The astronomers - including scientists at Stockholm University - interpret the stellar explosions as the outcome of a very massive star, probably more than 25 times heavier than our Sun, that lost a large fraction of its mass in strong winds before the explosion. 

The stripped star collapses and explodes and as some of the gas is thrown out at high velocities, far above 10 000 kilometers per second, it collides with the material that the star previously lost. This is visible as a luminous supernova in the night sky.  Unique in a Type Icn explosion is that no traces of hydrogen and helium – the elements that otherwise make up 99 percent of the universe – are found.  

A poster describing the data that were involved in the discovery of this new type of supernova
A poster describing the data that were used to discover this new type of supernova

 

The discovery results from the dedicated efforts of the Zwicky Transient Facility project, a large camera mounted on an old telescope in California run by an international collaboration of astronomers, including the Stockholm team at the Oskar Klein Centre.

In a companion paper, a second object of this kind was followed in greater detail using the Hubble Space Telescope, corroborating the picture of an interaction-driven metal-rich explosion. Later observations, when the interaction had ceased, failed to detect the exploded star – suggesting that the core of the massive star imploded into an invisible black hole.

“This is a great discovery. With ZTF we find thousands of supernovae, and finding many of them also means we will get these extremely rare examples.
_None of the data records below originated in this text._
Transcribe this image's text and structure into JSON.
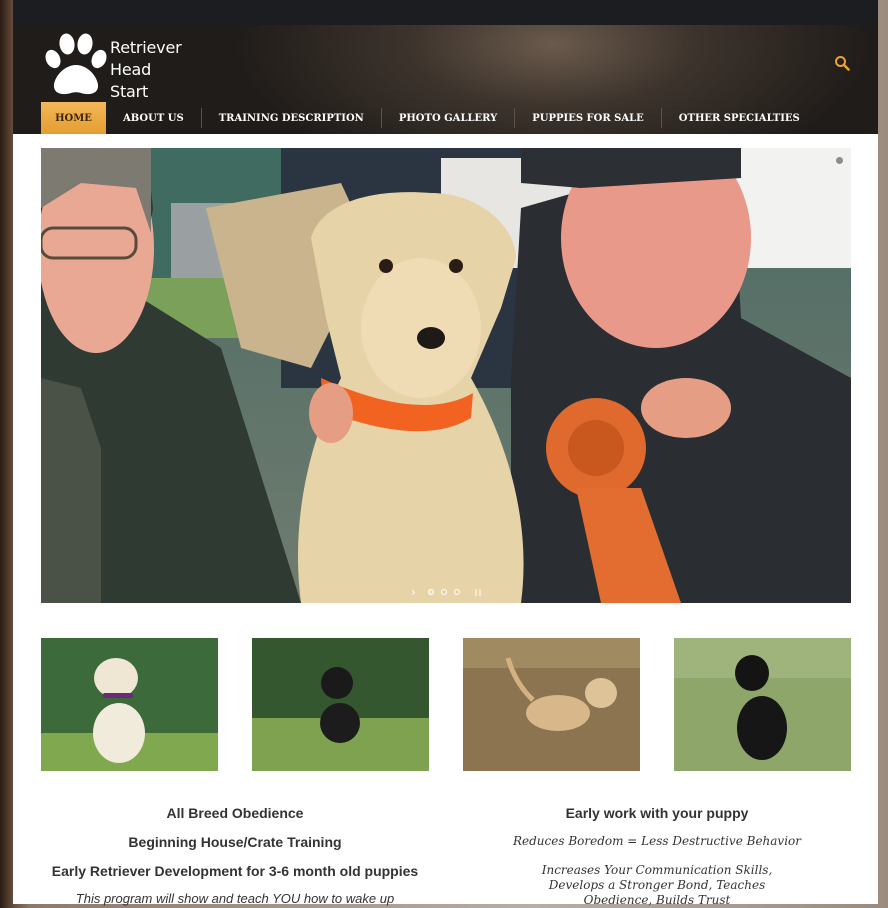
{
  "logo": {
    "line1": "Retriever",
    "line2": "Head",
    "line3": "Start"
  },
  "nav": {
    "items": [
      {
        "label": "HOME"
      },
      {
        "label": "ABOUT US"
      },
      {
        "label": "TRAINING DESCRIPTION"
      },
      {
        "label": "PHOTO GALLERY"
      },
      {
        "label": "PUPPIES FOR SALE"
      },
      {
        "label": "OTHER SPECIALTIES"
      }
    ]
  },
  "slider": {
    "current_slide": 1,
    "slide_count": 3
  },
  "left_column": {
    "heading1": "All Breed Obedience",
    "heading2": "Beginning House/Crate Training",
    "heading3": "Early Retriever Development for 3-6 month old puppies",
    "body": "This program will show and teach YOU how to wake up"
  },
  "right_column": {
    "heading": "Early work with your puppy",
    "line1": "Reduces Boredom = Less Destructive Behavior",
    "line2": "Increases Your Communication Skills, Develops a Stronger Bond, Teaches Obedience, Builds Trust"
  },
  "colors": {
    "accent": "#e8a33a",
    "header_bg": "#2a2520",
    "topbar": "#1b1d20"
  },
  "icons": {
    "search": "search-icon",
    "logo": "paw-icon"
  }
}
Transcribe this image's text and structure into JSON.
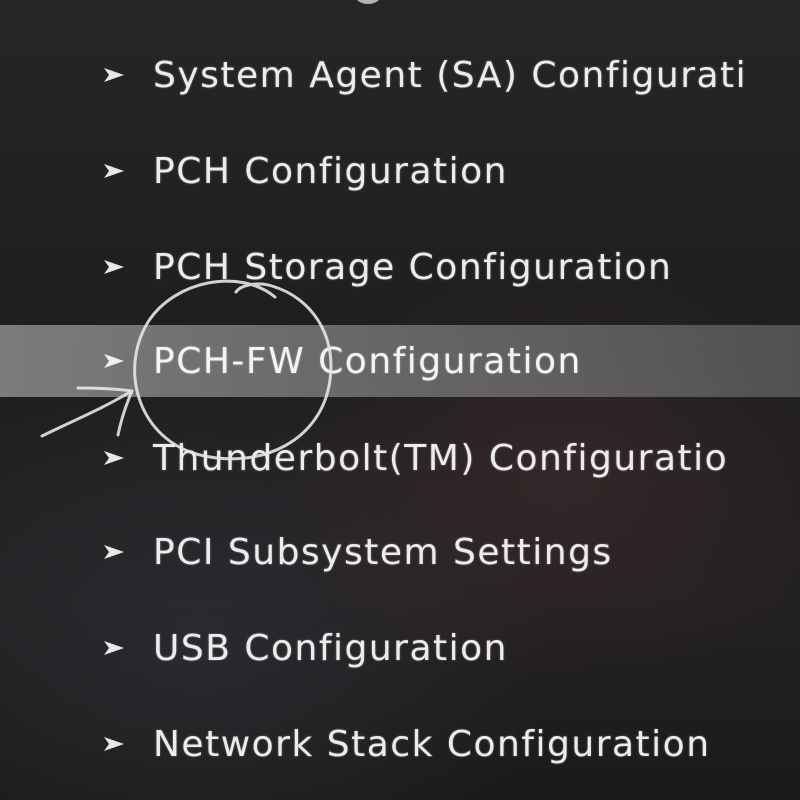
{
  "menu": {
    "items": [
      {
        "label": "System Agent (SA) Configurati",
        "selected": false
      },
      {
        "label": "PCH Configuration",
        "selected": false
      },
      {
        "label": "PCH Storage Configuration",
        "selected": false
      },
      {
        "label": "PCH-FW Configuration",
        "selected": true
      },
      {
        "label": "Thunderbolt(TM) Configuratio",
        "selected": false
      },
      {
        "label": "PCI Subsystem Settings",
        "selected": false
      },
      {
        "label": "USB Configuration",
        "selected": false
      },
      {
        "label": "Network Stack Configuration",
        "selected": false
      }
    ]
  },
  "icons": {
    "item_arrow": "submenu-arrow-icon",
    "annotation": "hand-drawn-circle-and-arrow"
  },
  "colors": {
    "background": "#1e1e1f",
    "text": "#ececec",
    "selection_bar": "#8c8c8c",
    "annotation_ink": "#e6e6e6"
  }
}
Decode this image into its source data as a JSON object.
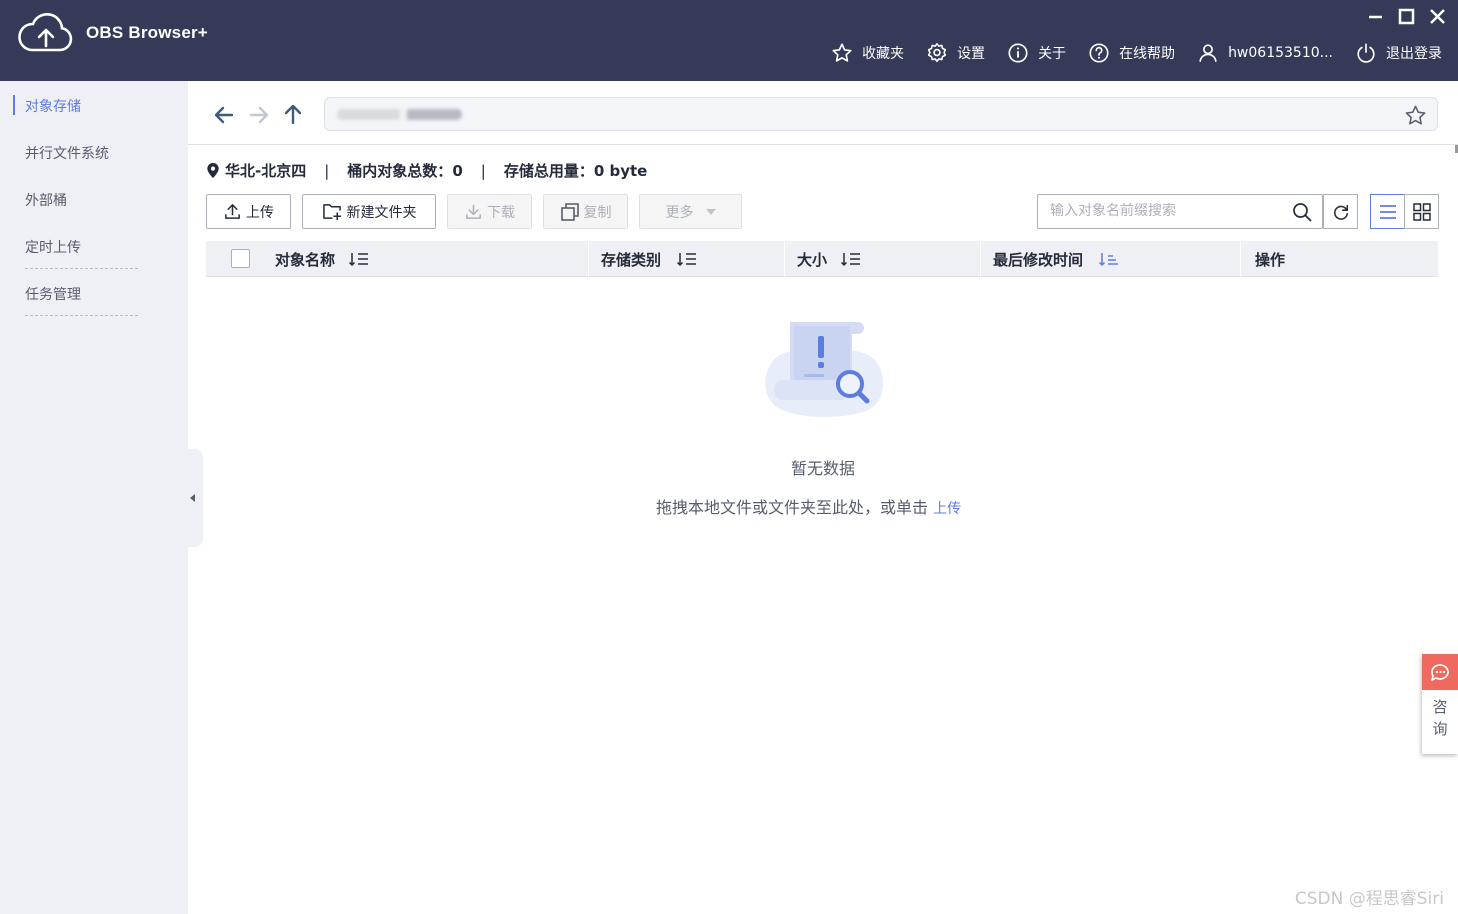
{
  "app": {
    "title": "OBS Browser+"
  },
  "header": {
    "favorites": "收藏夹",
    "settings": "设置",
    "about": "关于",
    "help": "在线帮助",
    "user": "hw06153510...",
    "logout": "退出登录"
  },
  "sidebar": {
    "items": [
      {
        "label": "对象存储",
        "active": true
      },
      {
        "label": "并行文件系统"
      },
      {
        "label": "外部桶"
      },
      {
        "label": "定时上传"
      },
      {
        "label": "任务管理"
      }
    ]
  },
  "info": {
    "region": "华北-北京四",
    "total_label": "桶内对象总数：",
    "total_value": "0",
    "usage_label": "存储总用量：",
    "usage_value": "0 byte"
  },
  "toolbar": {
    "upload": "上传",
    "new_folder": "新建文件夹",
    "download": "下载",
    "copy": "复制",
    "more": "更多",
    "search_placeholder": "输入对象名前缀搜索"
  },
  "table": {
    "columns": [
      "对象名称",
      "存储类别",
      "大小",
      "最后修改时间",
      "操作"
    ]
  },
  "empty": {
    "title": "暂无数据",
    "desc": "拖拽本地文件或文件夹至此处，或单击",
    "link": "上传"
  },
  "consult": {
    "label": "咨询",
    "line1": "咨",
    "line2": "询"
  },
  "watermark": "CSDN @程思睿Siri",
  "colors": {
    "header": "#343a58",
    "accent": "#5e7ce0",
    "sidebar": "#eef0f5",
    "consult": "#f0695e"
  }
}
The trick is not only to find all of them, but to recognize which ones are important to follow in detail,” explains researcher Steve Schulze from the Department of Physics at Stockholm University. 

"The Nordic Optical Telescope (NOT) on La Palma was used when following up these two events," says Professor Jesper Sollerman at the Department of Astronomy at Stockholm University. “This telescope is partly run by Stockholm university and was fundamental to our understanding of this new type of supernova."

The papers are presented on 12 January 2022 at a press conference in conjunction with the American Astronomical Society meeting.

The paper A WC/WO star exploding within an expanding carbon-oxygen-neon nebula is published today in Nature and is led by Avishay Gal-Yam from The Weizmann Institute and describes the first Type Icn supernova SN 2019hgp. Co-authors from Stockholm University are Steve Schulze at the Department of Physics, and Jesper Sollerman, Erik Kool and Claes Fransson all at the Department of Astronomy.

The companion paper The Type Icn SN 2021csp: Implications for the Origins of the Fastest Supernovae and the Fates of Wolf-Rayet Stars in Astrophysical Journal is led by Dan Perley at Liverpool John Moores University and includes Jesper Sollerman, Steve Schulze, Erik Kool, Ragnhild Lunnan, and Ting-Wan Chen from Stockholm University.